One of the things I liked about the World of Darkness was the specific potential for telling very different stories in the same world. I guess that D&D was doing that for years previously, where you could cross dark stories into any setting by applying the Ravenloft rules to whatever setting you regularly played (or Spelljammer if you wanted pseudo-spacefaring, or Planescape if you wanted something a bit more metaphysical). But the World of Darkness claimed to produce distinctly different urban fantasy horror stories all set in a single rich world that didn't require jumping between worlds or planes to change the tone of each story. In this alley, werewolves were ripping apart a corporate executive who had greenlit a gas-mining exploration plant in a delicate ecosystem, while two alleys over a pair of vampires were delicately settling a blood feud that had been ongoing for centuries (by similarly pounding the crap out of each other).
In theory, you could run alternate weekly games with different sets of protagonists and different genres of story, but the same rotating roster of NPCs. In this vampire game Old Zeke is just a homeless guy who happens to have useful information about the local city blocks...in that werewolf game he's actually a kinfolk shaman who doesn't mind the vampires because they serve a role in the local city's ecosystem, and as long as they don't step out of line or become to powerful, he doesn't have to call in his big furry family members to put them back in their place.
It only ever got messy when the two genres actually did come into contact. What takes precedence, extra actions from Rage or Celerity?
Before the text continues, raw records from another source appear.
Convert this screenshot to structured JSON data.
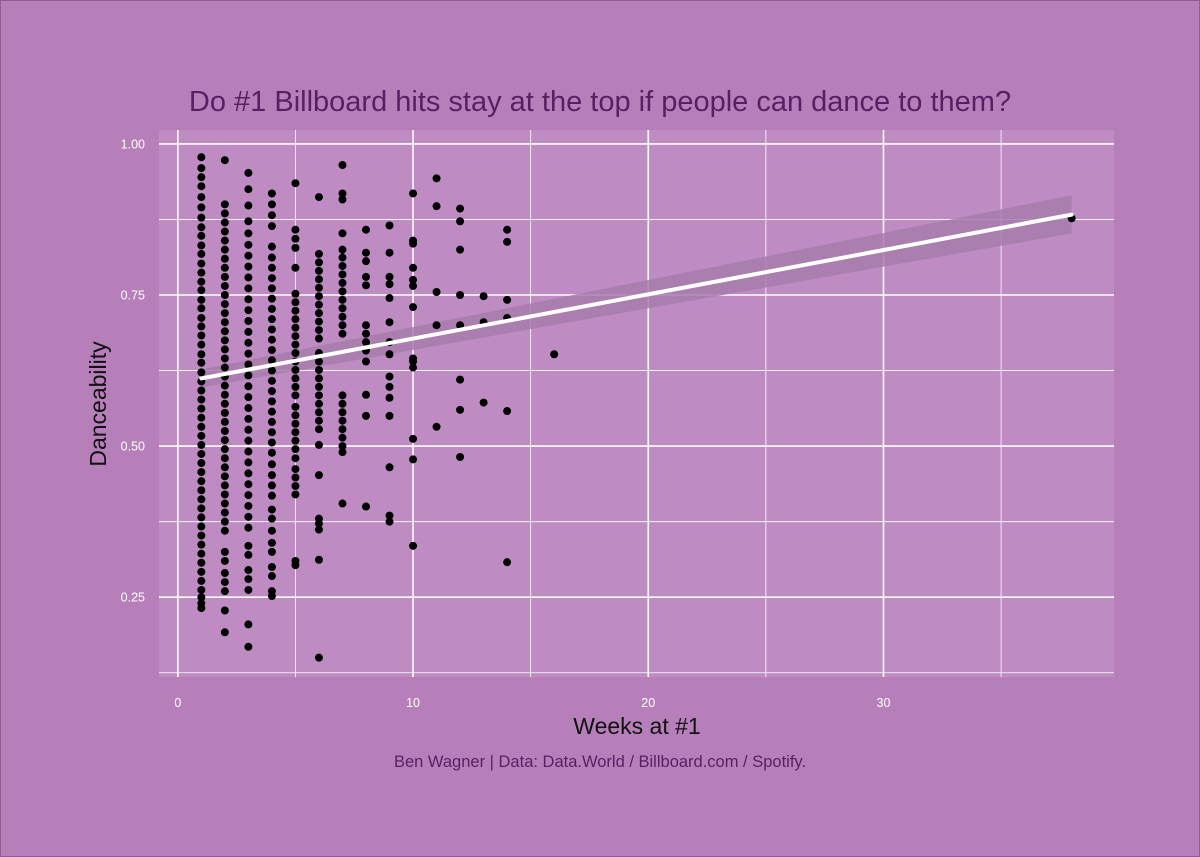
{
  "chart_data": {
    "type": "scatter",
    "title": "Do #1 Billboard hits stay at the top if people can dance to them?",
    "caption": "Ben Wagner | Data: Data.World / Billboard.com / Spotify.",
    "xlabel": "Weeks at #1",
    "ylabel": "Danceability",
    "xlim": [
      -0.8,
      39.8
    ],
    "ylim": [
      0.118,
      1.023
    ],
    "x_ticks": [
      0,
      10,
      20,
      30
    ],
    "x_tick_labels": [
      "0",
      "10",
      "20",
      "30"
    ],
    "x_minor_ticks": [
      5,
      15,
      25,
      35
    ],
    "y_ticks": [
      0.25,
      0.5,
      0.75,
      1.0
    ],
    "y_tick_labels": [
      "0.25",
      "0.50",
      "0.75",
      "1.00"
    ],
    "y_minor_ticks": [
      0.125,
      0.375,
      0.625,
      0.875
    ],
    "grid": true,
    "legend": "none",
    "colors": {
      "background": "#b77fba",
      "panel": "#be8cc3",
      "grid": "#ffffff",
      "points": "#000000",
      "trend_line": "#ffffff",
      "confidence_band": "#a77cad",
      "title": "#5a1f63"
    },
    "trend_line": {
      "x": [
        1,
        38
      ],
      "y": [
        0.612,
        0.883
      ],
      "ci_lower": [
        0.597,
        0.852
      ],
      "ci_upper": [
        0.627,
        0.915
      ]
    },
    "points": [
      [
        1,
        0.978
      ],
      [
        1,
        0.96
      ],
      [
        1,
        0.945
      ],
      [
        1,
        0.93
      ],
      [
        1,
        0.912
      ],
      [
        1,
        0.895
      ],
      [
        1,
        0.878
      ],
      [
        1,
        0.862
      ],
      [
        1,
        0.848
      ],
      [
        1,
        0.832
      ],
      [
        1,
        0.818
      ],
      [
        1,
        0.802
      ],
      [
        1,
        0.787
      ],
      [
        1,
        0.772
      ],
      [
        1,
        0.758
      ],
      [
        1,
        0.742
      ],
      [
        1,
        0.728
      ],
      [
        1,
        0.712
      ],
      [
        1,
        0.698
      ],
      [
        1,
        0.683
      ],
      [
        1,
        0.668
      ],
      [
        1,
        0.652
      ],
      [
        1,
        0.638
      ],
      [
        1,
        0.622
      ],
      [
        1,
        0.607
      ],
      [
        1,
        0.592
      ],
      [
        1,
        0.577
      ],
      [
        1,
        0.562
      ],
      [
        1,
        0.547
      ],
      [
        1,
        0.532
      ],
      [
        1,
        0.517
      ],
      [
        1,
        0.502
      ],
      [
        1,
        0.487
      ],
      [
        1,
        0.472
      ],
      [
        1,
        0.457
      ],
      [
        1,
        0.442
      ],
      [
        1,
        0.427
      ],
      [
        1,
        0.412
      ],
      [
        1,
        0.397
      ],
      [
        1,
        0.382
      ],
      [
        1,
        0.367
      ],
      [
        1,
        0.352
      ],
      [
        1,
        0.337
      ],
      [
        1,
        0.322
      ],
      [
        1,
        0.307
      ],
      [
        1,
        0.292
      ],
      [
        1,
        0.277
      ],
      [
        1,
        0.262
      ],
      [
        1,
        0.25
      ],
      [
        1,
        0.24
      ],
      [
        1,
        0.232
      ],
      [
        2,
        0.973
      ],
      [
        2,
        0.9
      ],
      [
        2,
        0.885
      ],
      [
        2,
        0.87
      ],
      [
        2,
        0.855
      ],
      [
        2,
        0.84
      ],
      [
        2,
        0.825
      ],
      [
        2,
        0.81
      ],
      [
        2,
        0.795
      ],
      [
        2,
        0.78
      ],
      [
        2,
        0.765
      ],
      [
        2,
        0.75
      ],
      [
        2,
        0.735
      ],
      [
        2,
        0.72
      ],
      [
        2,
        0.705
      ],
      [
        2,
        0.69
      ],
      [
        2,
        0.675
      ],
      [
        2,
        0.66
      ],
      [
        2,
        0.645
      ],
      [
        2,
        0.63
      ],
      [
        2,
        0.615
      ],
      [
        2,
        0.6
      ],
      [
        2,
        0.585
      ],
      [
        2,
        0.57
      ],
      [
        2,
        0.555
      ],
      [
        2,
        0.54
      ],
      [
        2,
        0.525
      ],
      [
        2,
        0.51
      ],
      [
        2,
        0.495
      ],
      [
        2,
        0.48
      ],
      [
        2,
        0.465
      ],
      [
        2,
        0.45
      ],
      [
        2,
        0.435
      ],
      [
        2,
        0.42
      ],
      [
        2,
        0.405
      ],
      [
        2,
        0.39
      ],
      [
        2,
        0.375
      ],
      [
        2,
        0.36
      ],
      [
        2,
        0.325
      ],
      [
        2,
        0.31
      ],
      [
        2,
        0.29
      ],
      [
        2,
        0.275
      ],
      [
        2,
        0.26
      ],
      [
        2,
        0.228
      ],
      [
        2,
        0.192
      ],
      [
        3,
        0.952
      ],
      [
        3,
        0.925
      ],
      [
        3,
        0.898
      ],
      [
        3,
        0.872
      ],
      [
        3,
        0.852
      ],
      [
        3,
        0.833
      ],
      [
        3,
        0.815
      ],
      [
        3,
        0.797
      ],
      [
        3,
        0.779
      ],
      [
        3,
        0.761
      ],
      [
        3,
        0.743
      ],
      [
        3,
        0.725
      ],
      [
        3,
        0.707
      ],
      [
        3,
        0.689
      ],
      [
        3,
        0.671
      ],
      [
        3,
        0.653
      ],
      [
        3,
        0.635
      ],
      [
        3,
        0.617
      ],
      [
        3,
        0.599
      ],
      [
        3,
        0.581
      ],
      [
        3,
        0.563
      ],
      [
        3,
        0.545
      ],
      [
        3,
        0.527
      ],
      [
        3,
        0.509
      ],
      [
        3,
        0.491
      ],
      [
        3,
        0.473
      ],
      [
        3,
        0.455
      ],
      [
        3,
        0.437
      ],
      [
        3,
        0.419
      ],
      [
        3,
        0.401
      ],
      [
        3,
        0.383
      ],
      [
        3,
        0.365
      ],
      [
        3,
        0.335
      ],
      [
        3,
        0.32
      ],
      [
        3,
        0.295
      ],
      [
        3,
        0.28
      ],
      [
        3,
        0.262
      ],
      [
        3,
        0.205
      ],
      [
        3,
        0.168
      ],
      [
        4,
        0.918
      ],
      [
        4,
        0.9
      ],
      [
        4,
        0.882
      ],
      [
        4,
        0.864
      ],
      [
        4,
        0.83
      ],
      [
        4,
        0.812
      ],
      [
        4,
        0.795
      ],
      [
        4,
        0.778
      ],
      [
        4,
        0.761
      ],
      [
        4,
        0.744
      ],
      [
        4,
        0.727
      ],
      [
        4,
        0.71
      ],
      [
        4,
        0.693
      ],
      [
        4,
        0.676
      ],
      [
        4,
        0.659
      ],
      [
        4,
        0.642
      ],
      [
        4,
        0.625
      ],
      [
        4,
        0.608
      ],
      [
        4,
        0.591
      ],
      [
        4,
        0.574
      ],
      [
        4,
        0.557
      ],
      [
        4,
        0.54
      ],
      [
        4,
        0.523
      ],
      [
        4,
        0.506
      ],
      [
        4,
        0.489
      ],
      [
        4,
        0.47
      ],
      [
        4,
        0.452
      ],
      [
        4,
        0.435
      ],
      [
        4,
        0.418
      ],
      [
        4,
        0.395
      ],
      [
        4,
        0.38
      ],
      [
        4,
        0.36
      ],
      [
        4,
        0.34
      ],
      [
        4,
        0.325
      ],
      [
        4,
        0.3
      ],
      [
        4,
        0.285
      ],
      [
        4,
        0.26
      ],
      [
        4,
        0.252
      ],
      [
        5,
        0.935
      ],
      [
        5,
        0.858
      ],
      [
        5,
        0.843
      ],
      [
        5,
        0.828
      ],
      [
        5,
        0.795
      ],
      [
        5,
        0.752
      ],
      [
        5,
        0.738
      ],
      [
        5,
        0.724
      ],
      [
        5,
        0.71
      ],
      [
        5,
        0.696
      ],
      [
        5,
        0.682
      ],
      [
        5,
        0.668
      ],
      [
        5,
        0.654
      ],
      [
        5,
        0.64
      ],
      [
        5,
        0.626
      ],
      [
        5,
        0.612
      ],
      [
        5,
        0.598
      ],
      [
        5,
        0.584
      ],
      [
        5,
        0.565
      ],
      [
        5,
        0.551
      ],
      [
        5,
        0.537
      ],
      [
        5,
        0.523
      ],
      [
        5,
        0.509
      ],
      [
        5,
        0.495
      ],
      [
        5,
        0.48
      ],
      [
        5,
        0.462
      ],
      [
        5,
        0.448
      ],
      [
        5,
        0.434
      ],
      [
        5,
        0.42
      ],
      [
        5,
        0.31
      ],
      [
        5,
        0.303
      ],
      [
        6,
        0.912
      ],
      [
        6,
        0.818
      ],
      [
        6,
        0.804
      ],
      [
        6,
        0.79
      ],
      [
        6,
        0.776
      ],
      [
        6,
        0.762
      ],
      [
        6,
        0.748
      ],
      [
        6,
        0.734
      ],
      [
        6,
        0.72
      ],
      [
        6,
        0.706
      ],
      [
        6,
        0.692
      ],
      [
        6,
        0.678
      ],
      [
        6,
        0.654
      ],
      [
        6,
        0.64
      ],
      [
        6,
        0.626
      ],
      [
        6,
        0.612
      ],
      [
        6,
        0.598
      ],
      [
        6,
        0.584
      ],
      [
        6,
        0.57
      ],
      [
        6,
        0.556
      ],
      [
        6,
        0.542
      ],
      [
        6,
        0.528
      ],
      [
        6,
        0.502
      ],
      [
        6,
        0.452
      ],
      [
        6,
        0.38
      ],
      [
        6,
        0.372
      ],
      [
        6,
        0.362
      ],
      [
        6,
        0.312
      ],
      [
        6,
        0.15
      ],
      [
        7,
        0.965
      ],
      [
        7,
        0.918
      ],
      [
        7,
        0.908
      ],
      [
        7,
        0.852
      ],
      [
        7,
        0.825
      ],
      [
        7,
        0.812
      ],
      [
        7,
        0.798
      ],
      [
        7,
        0.784
      ],
      [
        7,
        0.77
      ],
      [
        7,
        0.756
      ],
      [
        7,
        0.742
      ],
      [
        7,
        0.728
      ],
      [
        7,
        0.714
      ],
      [
        7,
        0.7
      ],
      [
        7,
        0.686
      ],
      [
        7,
        0.584
      ],
      [
        7,
        0.57
      ],
      [
        7,
        0.556
      ],
      [
        7,
        0.542
      ],
      [
        7,
        0.528
      ],
      [
        7,
        0.514
      ],
      [
        7,
        0.5
      ],
      [
        7,
        0.49
      ],
      [
        7,
        0.405
      ],
      [
        8,
        0.858
      ],
      [
        8,
        0.82
      ],
      [
        8,
        0.806
      ],
      [
        8,
        0.78
      ],
      [
        8,
        0.766
      ],
      [
        8,
        0.7
      ],
      [
        8,
        0.686
      ],
      [
        8,
        0.672
      ],
      [
        8,
        0.658
      ],
      [
        8,
        0.64
      ],
      [
        8,
        0.585
      ],
      [
        8,
        0.55
      ],
      [
        8,
        0.4
      ],
      [
        9,
        0.865
      ],
      [
        9,
        0.82
      ],
      [
        9,
        0.78
      ],
      [
        9,
        0.768
      ],
      [
        9,
        0.745
      ],
      [
        9,
        0.705
      ],
      [
        9,
        0.672
      ],
      [
        9,
        0.652
      ],
      [
        9,
        0.615
      ],
      [
        9,
        0.598
      ],
      [
        9,
        0.58
      ],
      [
        9,
        0.55
      ],
      [
        9,
        0.465
      ],
      [
        9,
        0.385
      ],
      [
        9,
        0.375
      ],
      [
        10,
        0.918
      ],
      [
        10,
        0.84
      ],
      [
        10,
        0.835
      ],
      [
        10,
        0.795
      ],
      [
        10,
        0.775
      ],
      [
        10,
        0.765
      ],
      [
        10,
        0.73
      ],
      [
        10,
        0.645
      ],
      [
        10,
        0.64
      ],
      [
        10,
        0.63
      ],
      [
        10,
        0.512
      ],
      [
        10,
        0.478
      ],
      [
        10,
        0.335
      ],
      [
        11,
        0.943
      ],
      [
        11,
        0.897
      ],
      [
        11,
        0.755
      ],
      [
        11,
        0.7
      ],
      [
        11,
        0.532
      ],
      [
        12,
        0.893
      ],
      [
        12,
        0.872
      ],
      [
        12,
        0.825
      ],
      [
        12,
        0.75
      ],
      [
        12,
        0.7
      ],
      [
        12,
        0.61
      ],
      [
        12,
        0.56
      ],
      [
        12,
        0.482
      ],
      [
        13,
        0.748
      ],
      [
        13,
        0.705
      ],
      [
        13,
        0.572
      ],
      [
        14,
        0.858
      ],
      [
        14,
        0.838
      ],
      [
        14,
        0.742
      ],
      [
        14,
        0.712
      ],
      [
        14,
        0.558
      ],
      [
        14,
        0.308
      ],
      [
        16,
        0.652
      ],
      [
        38,
        0.877
      ]
    ]
  }
}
This power says it works against that attribute, but the other guys don't have that attribute... Every book seemed to have a new way of translating things between games, which worked well in tandem with another book, but contradicted two or three others.
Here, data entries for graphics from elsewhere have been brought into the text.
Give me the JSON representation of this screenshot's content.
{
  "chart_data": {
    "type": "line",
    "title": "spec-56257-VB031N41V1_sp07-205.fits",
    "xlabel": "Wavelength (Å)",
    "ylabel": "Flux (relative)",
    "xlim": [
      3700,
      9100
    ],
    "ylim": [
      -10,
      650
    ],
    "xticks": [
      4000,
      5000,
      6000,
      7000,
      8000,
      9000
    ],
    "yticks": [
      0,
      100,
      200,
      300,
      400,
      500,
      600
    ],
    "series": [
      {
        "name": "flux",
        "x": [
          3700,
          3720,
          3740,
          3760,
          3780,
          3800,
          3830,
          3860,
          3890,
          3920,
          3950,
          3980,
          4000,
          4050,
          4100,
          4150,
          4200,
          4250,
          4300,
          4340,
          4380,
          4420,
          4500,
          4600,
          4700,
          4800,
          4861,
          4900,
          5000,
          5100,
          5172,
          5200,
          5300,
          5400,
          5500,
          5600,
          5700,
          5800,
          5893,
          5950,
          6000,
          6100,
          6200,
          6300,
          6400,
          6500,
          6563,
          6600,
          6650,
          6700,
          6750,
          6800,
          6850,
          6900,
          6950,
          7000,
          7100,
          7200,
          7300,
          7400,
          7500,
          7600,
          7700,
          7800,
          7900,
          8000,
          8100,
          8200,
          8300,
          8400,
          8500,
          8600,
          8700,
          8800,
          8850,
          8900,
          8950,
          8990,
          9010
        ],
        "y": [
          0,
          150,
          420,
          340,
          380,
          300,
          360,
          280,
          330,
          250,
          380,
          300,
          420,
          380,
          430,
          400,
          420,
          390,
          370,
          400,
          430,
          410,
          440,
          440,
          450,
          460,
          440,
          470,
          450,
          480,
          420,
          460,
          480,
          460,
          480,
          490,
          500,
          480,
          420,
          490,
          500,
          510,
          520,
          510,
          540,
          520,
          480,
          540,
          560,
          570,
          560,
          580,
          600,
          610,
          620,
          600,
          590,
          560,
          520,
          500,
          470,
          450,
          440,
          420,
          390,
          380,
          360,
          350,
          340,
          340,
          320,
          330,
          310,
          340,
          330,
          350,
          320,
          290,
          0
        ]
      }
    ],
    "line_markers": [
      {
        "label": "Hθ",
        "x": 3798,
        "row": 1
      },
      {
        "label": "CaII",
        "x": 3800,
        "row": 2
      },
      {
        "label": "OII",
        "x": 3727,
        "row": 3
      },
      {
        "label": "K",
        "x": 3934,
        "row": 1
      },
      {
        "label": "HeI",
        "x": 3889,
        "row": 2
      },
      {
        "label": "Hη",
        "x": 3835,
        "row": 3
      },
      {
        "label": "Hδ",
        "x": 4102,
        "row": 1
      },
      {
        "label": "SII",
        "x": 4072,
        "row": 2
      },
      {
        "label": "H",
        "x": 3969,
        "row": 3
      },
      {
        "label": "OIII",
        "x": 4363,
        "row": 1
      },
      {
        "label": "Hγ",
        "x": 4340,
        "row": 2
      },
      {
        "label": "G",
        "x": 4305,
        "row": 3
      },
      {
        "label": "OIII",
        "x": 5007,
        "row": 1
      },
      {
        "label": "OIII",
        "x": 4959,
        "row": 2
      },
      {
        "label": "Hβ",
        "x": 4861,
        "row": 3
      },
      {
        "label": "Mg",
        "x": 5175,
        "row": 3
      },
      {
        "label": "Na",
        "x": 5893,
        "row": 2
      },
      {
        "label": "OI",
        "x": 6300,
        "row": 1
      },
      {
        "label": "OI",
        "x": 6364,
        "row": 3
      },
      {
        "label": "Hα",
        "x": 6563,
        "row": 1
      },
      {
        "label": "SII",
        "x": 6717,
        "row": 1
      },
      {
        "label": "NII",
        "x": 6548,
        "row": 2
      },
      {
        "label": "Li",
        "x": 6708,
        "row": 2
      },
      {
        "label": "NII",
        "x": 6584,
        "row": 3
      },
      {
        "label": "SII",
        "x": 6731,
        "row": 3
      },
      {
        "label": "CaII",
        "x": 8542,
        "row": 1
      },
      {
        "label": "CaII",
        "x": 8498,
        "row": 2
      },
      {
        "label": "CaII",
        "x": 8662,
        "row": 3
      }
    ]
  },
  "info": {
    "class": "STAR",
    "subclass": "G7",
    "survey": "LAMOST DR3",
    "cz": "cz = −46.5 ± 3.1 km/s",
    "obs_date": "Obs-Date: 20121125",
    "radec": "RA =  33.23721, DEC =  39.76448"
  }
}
The nWoD tried to remedy this with a core book, then making all of the creature games spin-offs from that basic structure. In that way, I thought it was good (in every other way, I found something to dislike about it... "WHAT NO KITSUNE! I'm outta here" [slams the door] )
My basic point here is that this new project "The Law" is basically very close to the direction I was heading with my earlier project "Familiar". Where one deals with keeping the peace in a crime ridden city, while the other deals with keeping magic alive in a city where the very essence of mysticism is dying. Agents of The Department of Law deal mainly with criminals, their goals are to maintain the peace and ensure the safety of citizens; this is done through investigation, establishing relationships with the local community, and dealing immediate justice when necessary. Familiars deal mainly with mystics and outsiders, their goals are to find artefacts and tomes of magic, containing them when dangerous, and releasing the energies within when the metaphysical balance needs realigning; this is also done through investigation and establishing relationships with the local community, but often needs to be done in a subversive manner to avoid the attention of the authorities.
Both games are about keeping the world in balance, one maintaning a balance of law, the other maintaining a balance of magic. Both try to keep dark things from spilling over into public view, but when one is a game about police, and the other could generally be considered a game about heists, it's easy to see how they could come into conflict. It would be just as easy to throw a few other types of games into the mix... perhaps a noir story system about private eyes who live in a grey area between the authorities, the criminals, and the metaphysical outsiders... perhaps my Tom Waits inspired game about gritty and rusted morality, focused on angels in a world where belief is both a cherished treasure and a sign of insidious insanity.
But the aim at the moment is to get one game working right.